Te he estado platicando cómo nuestro cerebro es moldeable, es decir, podemos construir neuronalmente nuevas estructuras que nos permitan tomar otras decisiones que solemos tomar en automático (mejores, espero), y a final de cuentas un cambio de hábito no es otra cosa más que decidir diferente a como lo hemos hecho de forma constante.

Para lograr esto tenemos que estar bien conscientes sobre cuáles son los patrones aprendidos que están rigiendo nuestra vida, y de ellos cuáles no nos están beneficiando. Muchas conductas vienen aprendiéndose desde la infancia, cuando todo mundo nos coloca etiquetas y nos vamos identificando con ellas. Hay que revisar cada etiqueta y despegárnosla si nos está afectando. 

Muchas veces creemos que sólo las etiquetas negativas nos afectan, pero no es así; a veces las etiquetas aparentemente positivas nos pegan tanto o más fuerte. Por ejemplo, cuando Juan iba a la primaria sus papás siempre le reconocían su arduo esfuerzo escolar, le decían que aunque no era un niño muy brillante (ahí va la etiqueta negativa) siempre trabajaba más que todos (etiqueta “positiva”) para sacar buenas calificaciones. Entonces Juan creció creyendo que la única manera de tener reconocimiento sobre su trabajo era mediante el esfuerzo extremo, ya que su inteligencia nunca sería suficiente como para poder darse el lujo de esforzarse como el resto de sus compañeros. Resultado: Juan es un excelente “colaborador”… que es “workaholic”, muy cerrado a la crítica y con un síndrome del impostor que no le permite siquiera disfrutar sus logros y reconocimientos; además, le cuesta mucho superar errores y se recrimina por cada equivocación constantemente. 

Aquí lo que necesitas comprender… ehm… Juan, quise decir… lo que Juan necesita comprender es que su valor como individuo no está relacionado al reconocimiento externo y que ser rechazado, equivocarse y tener problemas está bien, porque Juan, independientemente de su IQ, tiene la capacidad de salir adelante y de aprender de sus errores

Debemos aprender que los fracasos no son otra cosa que la oportunidad de crecer y mejorar como individuos. Debemos comenzar a ver nuestras fallas con curiosidad e interés para descubrir qué fue lo que nos llevó a ese resultado y realmente aprender la lección. Después de cada fracaso, en lugar de recriminarnos incesantemente, podríamos preguntarnos “¿qué podría hacer mejor la próxima vez?”.

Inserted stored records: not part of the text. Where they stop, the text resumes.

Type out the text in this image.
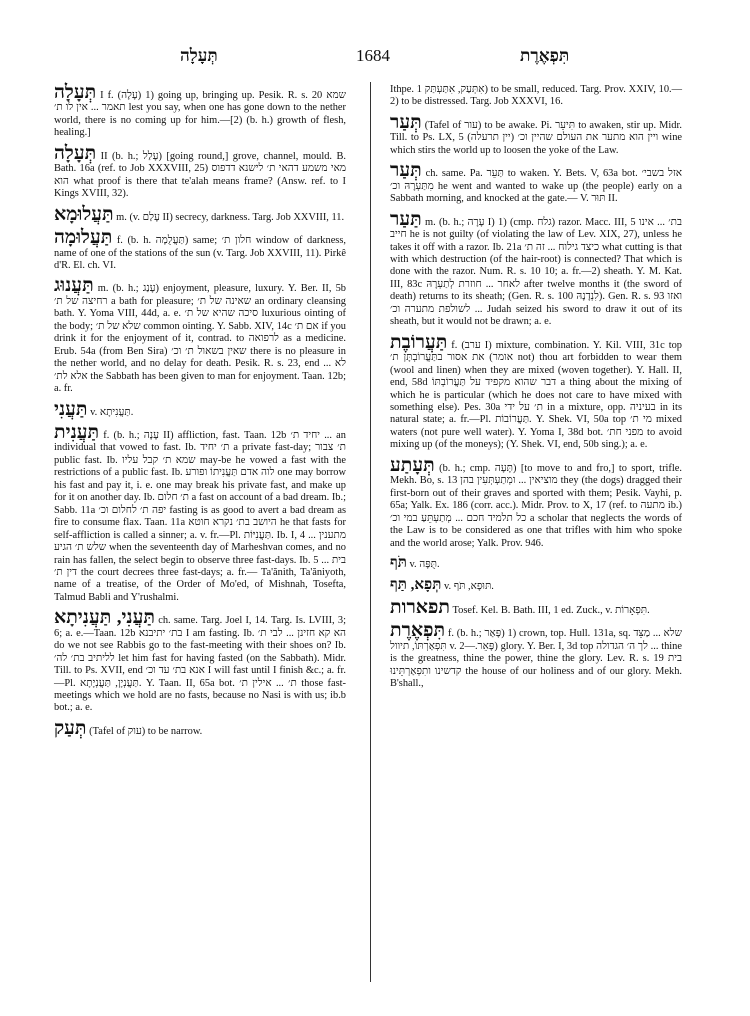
תְּעָלָה	1684	תִּפְאֶרֶת

תְּעָלָה I f. (עָלָה) 1) going up, bringing up. Pesik. R. s. 20 שמא תאמר ... אין לו ת׳ lest you say, when one has gone down to the nether world, there is no coming up for him.—[2) (b. h.) growth of flesh, healing.]

תְּעָלָה II (b. h.; עָלַל) [going round,] grove, channel, mould. B. Bath. 16a (ref. to Job XXXVIII, 25) מאי משמע דהאי ת׳ לישנא דדפוס הוא what proof is there that te'alah means frame? (Answ. ref. to I Kings XVIII, 32).

תַּעֲלוּמָא m. (v. עָלַם II) secrecy, darkness. Targ. Job XXVIII, 11.

תַּעֲלוּמָה f. (b. h. תַּעֲלֻמָה) same; חלון ת׳ window of darkness, name of one of the stations of the sun (v. Targ. Job XXVIII, 11). Pirkê d'R. El. ch. VI.

תַּעֲנוּג m. (b. h.; עָנַג) enjoyment, pleasure, luxury. Y. Ber. II, 5b רחיצה של ת׳ a bath for pleasure; שאינה של ת׳ an ordinary cleansing bath. Y. Yoma VIII, 44d, a. e. סיכה שהיא של ת׳ luxurious ointing of the body; שלא של ת׳ common ointing. Y. Sabb. XIV, 14c אם ת׳ if you drink it for the enjoyment of it, contrad. to לרפואה as a medicine. Erub. 54a (from Ben Sira) שאין בשאול ת׳ וכ׳ there is no pleasure in the nether world, and no delay for death. Pesik. R. s. 23, end לא ... אלא לת׳ the Sabbath has been given to man for enjoyment. Taan. 12b; a. fr.

תַּעֲנִי v. תַּעֲנִיתָא.

תַּעֲנִית f. (b. h.; עָנָה II) affliction, fast. Taan. 12b יחיד ת׳ ... an individual that vowed to fast. Ib. ת׳ יחיד a private fast-day; ת׳ צבור public fast. Ib. שמא ת׳ קבל עליו may-be he vowed a fast with the restrictions of a public fast. Ib. לוה אדם תַּעֲנִיתוֹ ופורע one may borrow his fast and pay it, i. e. one may break his private fast, and make up for it on another day. Ib. ת׳ חלום a fast on account of a bad dream. Ib.; Sabb. 11a יפה ת׳ לחלום וכ׳ fasting is as good to avert a bad dream as fire to consume flax. Taan. 11a היושב בת׳ נקרא חוטא he that fasts for self-affliction is called a sinner; a. v. fr.—Pl. תַּעֲנִיּוֹת. Ib. I, 4 ... מתענין שלש ת׳ הגיע when the seventeenth day of Marheshvan comes, and no rain has fallen, the select begin to observe three fast-days. Ib. 5 ... בית דין ת׳ the court decrees three fast-days; a. fr.— Ta'ănith, Ta'ăniyoth, name of a treatise, of the Order of Mo'ed, of Mishnah, Tosefta, Talmud Babli and Y'rushalmi.

תַּעֲנִי, תַּעֲנִיתָא ch. same. Targ. Joel I, 14. Targ. Is. LVIII, 3; 6; a. e.—Taan. 12b בת׳ יתיבנא I am fasting. Ib. הא קא חזינן ... לבי ת׳ do we not see Rabbis go to the fast-meeting with their shoes on? Ib. לליתיב בת׳ לה׳ let him fast for having fasted (on the Sabbath). Midr. Till. to Ps. XVII, end אנא בת׳ עד וכ׳ I will fast until I finish &c.; a. fr.—Pl. תַּעֲנְיָן, תַּעֲנְיָתָא. Y. Taan. II, 65a bot. ת׳ ... אילין ת׳ those fast-meetings which we hold are no fasts, because no Nasi is with us; ib.b bot.; a. e.

תְּעַק (Tafel of עוק) to be narrow.

Ithpe. אִתְּעַק, אִתַּעְתַּק 1) to be small, reduced. Targ. Prov. XXIV, 10.—2) to be distressed. Targ. Job XXXVI, 16.

תְּעַר (Tafel of עור) to be awake. Pi. תִּיעֵר to awaken, stir up. Midr. Till. to Ps. LX, 5 ויין הוא מתער את העולם שהיין וכ׳ (יין תרעלה) wine which stirs the world up to loosen the yoke of the Law.

תְּעַר ch. same. Pa. תַּעֵר to waken. Y. Bets. V, 63a bot. אזל בשבי׳ מִתַּעְרָהּ וכ׳ he went and wanted to wake up (the people) early on a Sabbath morning, and knocked at the gate.— V. תּוּר II.

תַּעַר m. (b. h.; עָרָה I) 1) (cmp. גלח) razor. Macc. III, 5 בת׳ ... אינו חייב he is not guilty (of violating the law of Lev. XIX, 27), unless he takes it off with a razor. Ib. 21a כיצד גילוח ... זה ת׳ what cutting is that with which destruction (of the hair-root) is connected? That which is done with the razor. Num. R. s. 10 10; a. fr.—2) sheath. Y. M. Kat. III, 83c לאחר ... חוזרת לְתַעְרָהּ after twelve months it (the sword of death) returns to its sheath; (Gen. R. s. 100 לִנְדָנָהּ). Gen. R. s. 93 ואזו ... לשולפת מתערה וכ׳ Judah seized his sword to draw it out of its sheath, but it would not be drawn; a. e.

תַּעֲרוֹבֶת f. (ערב I) mixture, combination. Y. Kil. VIII, 31c top את אסור בתַּעֲרוֹבְתָּן ת׳ (אומר not) thou art forbidden to wear them (wool and linen) when they are mixed (woven together). Y. Hall. II, end, 58d דבר שהוא מקפיד על תַּעֲרוֹבְתּוֹ a thing about the mixing of which he is particular (which he does not care to have mixed with something else). Pes. 30a ת׳ על ידי in a mixture, opp. בעיניה in its natural state; a. fr.—Pl. תַּעֲרוֹבוֹת. Y. Shek. VI, 50a top מי ת׳ mixed waters (not pure well water). Y. Yoma I, 38d bot. מפני חת׳ to avoid mixing up (of the moneys); (Y. Shek. VI, end, 50b sing.); a. e.

תְּעָתַע (b. h.; cmp. תָּעָה) [to move to and fro,] to sport, trifle. Mekh. Bo, s. 13 מוציאין ... ומְתַעְתְּעִין בהן they (the dogs) dragged their first-born out of their graves and sported with them; Pesik. Vayhi, p. 65a; Yalk. Ex. 186 (corr. acc.). Midr. Prov. to X, 17 (ref. to מתעה ib.) כל תלמיד חכם ... מְתַעְתֵּעַ במי וכ׳ a scholar that neglects the words of the Law is to be considered as one that trifles with him who spoke and the world arose; Yalk. Prov. 946.

תֹּף v. תֻּפָּה.

תְּפָא, תַּף v. תּוּפָא, תֹּף.

תפארות Tosef. Kel. B. Bath. III, 1 ed. Zuck., v. תִּפְאָרוֹת.

תִּפְאֶרֶת f. (b. h.; פָּאַר) 1) crown, top. Hull. 131a, sq. שלא ... מַצֵּד תִּפְאַרְתּוֹ, תיוול v. פָּאֵר.—2) glory. Y. Ber. I, 3d top לך ה׳ הגדולה ... thine is the greatness, thine the power, thine the glory. Lev. R. s. 19 בית קדשינו ותִפְאַרְתֵּינוּ the house of our holiness and of our glory. Mekh. B'shall.,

Te dejo la actividad de la semana en un PDF enlazado en esta entrada. Espero que puedas identificar todas esas etiquetas que están limitando ahora tu progreso. Duele retirarlas porque el pegamento con el que nos las pusieron es muy fuerte y lo hemos ido fortaleciendo a lo largo de los años. Duele quitarnos preconceptos porque en buena parte nos han definido hasta hoy, y si no soy eso que dicen, ¿entonces quién soy? Bueno… Eres una obra en constante evolución. 

Es hora de crecer un poco más. Abrirnos al cambio nos acerca más a quienes somos en realidad, aunque a veces parezca lo contrario. 

Te abrazo inmenso. Nos leemos la próxima semana.